“Mohabbaton ke zamaane guzar gaye janaab, ab chhote mote pyar se hi kaam chalaa leejiye aap,” quoted Shah Rukh Khan in Kabhi Alvida Na Kehna, which sums up the kind of love stories we have been witnessing in our films, of late. Films like ‘Saathiya’ seem to have died a natural death and films like ‘Hum Aapke Hain Kaun’, Kuch Kuch Hota Hai’ or ‘Dilwale Dulhaniya Le Jaayenge’ seem archaic. Romance-Comedy films, i.e. Rom-coms like Hum Tum did resonate with the youth and films like Love Aaj Kal, Cocktail or Ae Dil Hai Mushkil were almost there, but goofed it all up in the second half.
So what’s wrong with our filmmakers that they aren’t able to crack the Rom-Com code? While Ae Dil Hai Mushkil revisited its ‘pyaar dosti hai’ cliché and ended up lulling its audience to sleep, Befikre treads the path of shock value, much to the chagrin of the viewers, who rolled their eyes and wondered – Is this couple for real? Blame it on the ‘mohabbaton ke zamaane guzar gaye janaab’ catastrophe that SRK warned us about.
Aditya Chopra, in his series of letters on Befikre, wrote: What kind of film would I make if I was 23 today? I don’t think I would have made DDLJ because the experiences and influences of that 23-year-old would be very different to today’s 23-year-old guy. Today, if Raj tells Simran that I’ll take you only when Bauji gives your hand to me, Simran would turn around and say, “Dude, I’m going, when you patch up with my dad, come and find me and we’ll take it from there.”

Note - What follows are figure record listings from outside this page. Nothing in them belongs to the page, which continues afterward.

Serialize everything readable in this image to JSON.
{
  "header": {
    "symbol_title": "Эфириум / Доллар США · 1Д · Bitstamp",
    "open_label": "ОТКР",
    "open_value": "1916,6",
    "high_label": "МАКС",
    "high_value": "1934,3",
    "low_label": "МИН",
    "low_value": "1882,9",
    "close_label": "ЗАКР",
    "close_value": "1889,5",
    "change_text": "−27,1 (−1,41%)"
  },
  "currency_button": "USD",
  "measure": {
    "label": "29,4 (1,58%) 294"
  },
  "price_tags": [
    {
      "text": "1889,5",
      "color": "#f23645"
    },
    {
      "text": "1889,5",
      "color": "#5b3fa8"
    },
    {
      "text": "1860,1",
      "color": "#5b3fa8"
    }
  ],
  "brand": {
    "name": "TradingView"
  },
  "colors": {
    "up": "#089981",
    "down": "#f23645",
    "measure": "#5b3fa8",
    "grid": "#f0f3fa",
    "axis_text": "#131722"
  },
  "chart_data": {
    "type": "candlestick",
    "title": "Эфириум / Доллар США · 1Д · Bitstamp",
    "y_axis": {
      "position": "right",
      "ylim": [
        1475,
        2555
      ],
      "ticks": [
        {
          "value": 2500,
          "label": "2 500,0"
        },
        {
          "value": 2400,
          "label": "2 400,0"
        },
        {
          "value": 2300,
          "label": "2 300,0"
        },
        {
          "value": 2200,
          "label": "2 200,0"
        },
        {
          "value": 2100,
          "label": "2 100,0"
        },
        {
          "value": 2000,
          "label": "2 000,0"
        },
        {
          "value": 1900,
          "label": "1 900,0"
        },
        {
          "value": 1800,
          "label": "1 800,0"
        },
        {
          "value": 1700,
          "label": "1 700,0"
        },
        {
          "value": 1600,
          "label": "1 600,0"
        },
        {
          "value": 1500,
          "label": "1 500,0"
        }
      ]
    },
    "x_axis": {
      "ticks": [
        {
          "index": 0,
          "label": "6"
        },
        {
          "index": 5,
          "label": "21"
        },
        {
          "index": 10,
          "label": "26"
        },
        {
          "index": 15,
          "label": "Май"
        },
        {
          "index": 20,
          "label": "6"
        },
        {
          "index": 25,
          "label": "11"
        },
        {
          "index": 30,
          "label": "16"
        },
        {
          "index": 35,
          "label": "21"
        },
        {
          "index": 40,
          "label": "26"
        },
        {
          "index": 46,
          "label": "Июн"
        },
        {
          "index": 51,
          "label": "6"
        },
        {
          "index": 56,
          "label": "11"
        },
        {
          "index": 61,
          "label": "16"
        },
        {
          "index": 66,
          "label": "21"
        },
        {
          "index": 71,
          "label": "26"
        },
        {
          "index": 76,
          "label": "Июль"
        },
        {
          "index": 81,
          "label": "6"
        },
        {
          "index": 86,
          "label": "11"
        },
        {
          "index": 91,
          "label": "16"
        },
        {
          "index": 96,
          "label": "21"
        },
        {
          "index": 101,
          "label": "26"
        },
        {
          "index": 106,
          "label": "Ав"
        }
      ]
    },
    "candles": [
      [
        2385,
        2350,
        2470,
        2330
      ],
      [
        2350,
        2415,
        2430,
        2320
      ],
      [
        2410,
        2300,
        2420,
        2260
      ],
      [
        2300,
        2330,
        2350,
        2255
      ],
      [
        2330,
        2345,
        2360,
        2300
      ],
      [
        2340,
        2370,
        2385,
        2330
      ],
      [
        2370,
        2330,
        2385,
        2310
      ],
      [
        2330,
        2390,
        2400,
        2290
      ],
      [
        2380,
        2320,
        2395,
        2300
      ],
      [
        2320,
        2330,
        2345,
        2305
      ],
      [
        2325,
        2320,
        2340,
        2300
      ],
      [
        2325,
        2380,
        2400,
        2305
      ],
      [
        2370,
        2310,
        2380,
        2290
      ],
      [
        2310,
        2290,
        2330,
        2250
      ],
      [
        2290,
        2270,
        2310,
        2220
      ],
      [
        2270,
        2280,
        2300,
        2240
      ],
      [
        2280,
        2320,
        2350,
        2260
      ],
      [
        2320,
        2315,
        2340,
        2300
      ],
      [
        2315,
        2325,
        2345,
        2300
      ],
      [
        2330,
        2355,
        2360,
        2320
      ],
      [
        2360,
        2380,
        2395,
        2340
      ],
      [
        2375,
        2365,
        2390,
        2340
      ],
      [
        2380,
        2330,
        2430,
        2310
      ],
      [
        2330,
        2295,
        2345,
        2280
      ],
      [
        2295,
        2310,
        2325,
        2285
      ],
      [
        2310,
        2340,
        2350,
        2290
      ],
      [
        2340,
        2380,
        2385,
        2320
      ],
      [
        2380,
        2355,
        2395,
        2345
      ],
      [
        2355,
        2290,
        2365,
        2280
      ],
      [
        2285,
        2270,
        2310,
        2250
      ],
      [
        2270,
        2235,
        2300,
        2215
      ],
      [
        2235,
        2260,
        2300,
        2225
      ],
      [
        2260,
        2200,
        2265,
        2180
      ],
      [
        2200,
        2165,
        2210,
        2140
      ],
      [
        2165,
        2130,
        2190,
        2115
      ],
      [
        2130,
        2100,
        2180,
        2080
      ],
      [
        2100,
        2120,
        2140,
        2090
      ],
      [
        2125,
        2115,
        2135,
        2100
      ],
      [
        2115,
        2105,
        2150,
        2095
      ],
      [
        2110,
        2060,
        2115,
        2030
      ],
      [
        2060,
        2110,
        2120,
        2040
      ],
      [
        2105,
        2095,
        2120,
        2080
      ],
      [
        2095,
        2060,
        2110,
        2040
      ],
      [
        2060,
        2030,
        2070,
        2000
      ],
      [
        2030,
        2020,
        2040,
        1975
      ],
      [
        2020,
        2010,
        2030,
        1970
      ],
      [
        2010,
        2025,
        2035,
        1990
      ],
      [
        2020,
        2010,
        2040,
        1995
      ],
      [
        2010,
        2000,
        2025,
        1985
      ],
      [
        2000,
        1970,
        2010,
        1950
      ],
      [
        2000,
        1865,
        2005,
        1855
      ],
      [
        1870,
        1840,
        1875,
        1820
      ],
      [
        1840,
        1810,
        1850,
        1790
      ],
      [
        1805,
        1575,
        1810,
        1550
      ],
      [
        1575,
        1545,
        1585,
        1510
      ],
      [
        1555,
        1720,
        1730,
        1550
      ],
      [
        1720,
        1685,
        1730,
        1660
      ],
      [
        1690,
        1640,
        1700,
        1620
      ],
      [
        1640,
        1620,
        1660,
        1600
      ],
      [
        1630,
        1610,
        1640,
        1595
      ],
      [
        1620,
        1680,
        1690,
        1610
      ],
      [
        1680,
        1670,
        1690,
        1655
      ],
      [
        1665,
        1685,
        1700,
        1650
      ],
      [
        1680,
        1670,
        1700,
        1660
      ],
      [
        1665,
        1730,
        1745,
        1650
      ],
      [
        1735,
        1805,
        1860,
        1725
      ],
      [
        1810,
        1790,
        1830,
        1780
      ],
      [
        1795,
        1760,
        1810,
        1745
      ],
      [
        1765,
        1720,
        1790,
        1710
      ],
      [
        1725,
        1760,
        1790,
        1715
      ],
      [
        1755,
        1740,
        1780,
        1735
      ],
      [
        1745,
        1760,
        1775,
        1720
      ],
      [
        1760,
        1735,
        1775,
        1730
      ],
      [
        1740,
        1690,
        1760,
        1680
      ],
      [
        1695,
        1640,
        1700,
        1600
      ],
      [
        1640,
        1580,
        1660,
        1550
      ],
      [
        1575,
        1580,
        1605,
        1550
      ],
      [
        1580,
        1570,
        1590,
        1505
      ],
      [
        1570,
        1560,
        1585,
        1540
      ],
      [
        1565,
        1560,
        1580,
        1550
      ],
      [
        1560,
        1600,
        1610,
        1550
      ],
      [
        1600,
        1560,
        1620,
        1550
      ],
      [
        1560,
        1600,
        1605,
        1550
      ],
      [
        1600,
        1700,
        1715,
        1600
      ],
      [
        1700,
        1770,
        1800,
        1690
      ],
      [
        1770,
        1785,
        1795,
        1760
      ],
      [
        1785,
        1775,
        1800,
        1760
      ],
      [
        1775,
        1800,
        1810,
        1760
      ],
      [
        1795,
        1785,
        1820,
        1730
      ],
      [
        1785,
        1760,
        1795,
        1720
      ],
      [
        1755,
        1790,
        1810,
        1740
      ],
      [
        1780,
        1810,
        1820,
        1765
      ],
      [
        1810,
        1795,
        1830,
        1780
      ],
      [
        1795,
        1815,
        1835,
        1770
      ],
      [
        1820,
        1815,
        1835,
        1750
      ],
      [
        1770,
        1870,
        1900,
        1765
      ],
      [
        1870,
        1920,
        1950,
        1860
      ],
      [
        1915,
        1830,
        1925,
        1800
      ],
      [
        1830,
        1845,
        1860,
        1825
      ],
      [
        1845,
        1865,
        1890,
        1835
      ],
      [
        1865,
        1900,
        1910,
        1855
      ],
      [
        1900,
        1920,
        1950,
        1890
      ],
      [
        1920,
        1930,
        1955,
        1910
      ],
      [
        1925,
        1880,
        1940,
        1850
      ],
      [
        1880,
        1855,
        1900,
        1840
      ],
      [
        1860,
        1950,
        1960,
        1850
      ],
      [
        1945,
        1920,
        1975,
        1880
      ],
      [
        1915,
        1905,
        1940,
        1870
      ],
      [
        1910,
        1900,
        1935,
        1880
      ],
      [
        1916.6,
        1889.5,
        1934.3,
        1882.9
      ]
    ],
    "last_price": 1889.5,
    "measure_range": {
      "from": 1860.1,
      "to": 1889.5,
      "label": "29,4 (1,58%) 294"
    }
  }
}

The world has changed. Definitions of love have changed. More importantly, women have changed. Today they are equal to men in every possible way. This truly has changed the rules of love forever. Who asks whom out first? Who says I love you first? Do we say I love you at all? Who breaks up first?”
Well, Aditya Chopra abandons his comfort zone here and tries incubating a specie different from his progeny of DDLJ, Mohabbatein and Rab Ne Bana Di Jodi. ‘Befikre’ ambitiously shoots up throwing caution to the winds with its kissathons, only to end up on a no man’s land of Rom-Coms – neither romance nor comedy.
Did that sound like some epitaph on Befikre’s grave? Apologies. Now here’s the brighter side: Befikre isn’t that bad a film it has been made out to be. Ask someone who has braved through ‘Ae Dil Hai Mushkil’ watching that bald dance and you’ll know what I mean. In all honesty, the only reason to watch Befikre is Ranveer Singh.
The actor owns every frame he appears in and trust me, he is there almost in every scene. He plays the character of Dharam sans any sharam, if you ponder over his blink-and-you-miss derriere flashing scene. The only scenes he falters are where he does the standup comedian act, which are complete washout.
Vaani Kapoor as Shyra is a complete disappointment. One can’t help wonder what she has done with herself after wowing the audience in her last outing, ‘Shuddh Desi Romance’ with Sushant Singh Rajput. Vaani Kapoor appears pale and underfed all throughout, including a bikini scene, which in a way, is her version of blink-and-you-miss derriere flashing scene. Not that she is a bad actor, but she isn’t good either. She comes across as some Rimi Sen or Manjari Fadnis kind of actors, who despite the good looks, fail to leave a mark with their screen presence.
This is where Ranveer Singh benefits from, and literally steals the show. There’s an interesting cameo, and this time, not featuring any popular actor, but even this character of an investment banker loses its steam towards the film’s end. Befikre does break every cliché of Rom-Coms, but in the same vein, it doesn’t break any grounds either.
Now comes the colossal query: To kya karu, film dekhu ya nahin? By all means, watch it but don’t expect any Rohit Shetty kind of humour or Joharesque musings on pyaar or dosti, and dare you expect a Mani Rathnam romance. And before you look forward to some ‘ishq aur mohabbat’, may I remind you SRK’s words: “Mohabbaton ke zamaane gujar gaye janaab, ab chhote mote pyar se hi kaam chalaa leejiye aap” So go and watch Befikre, by being completely Befikre.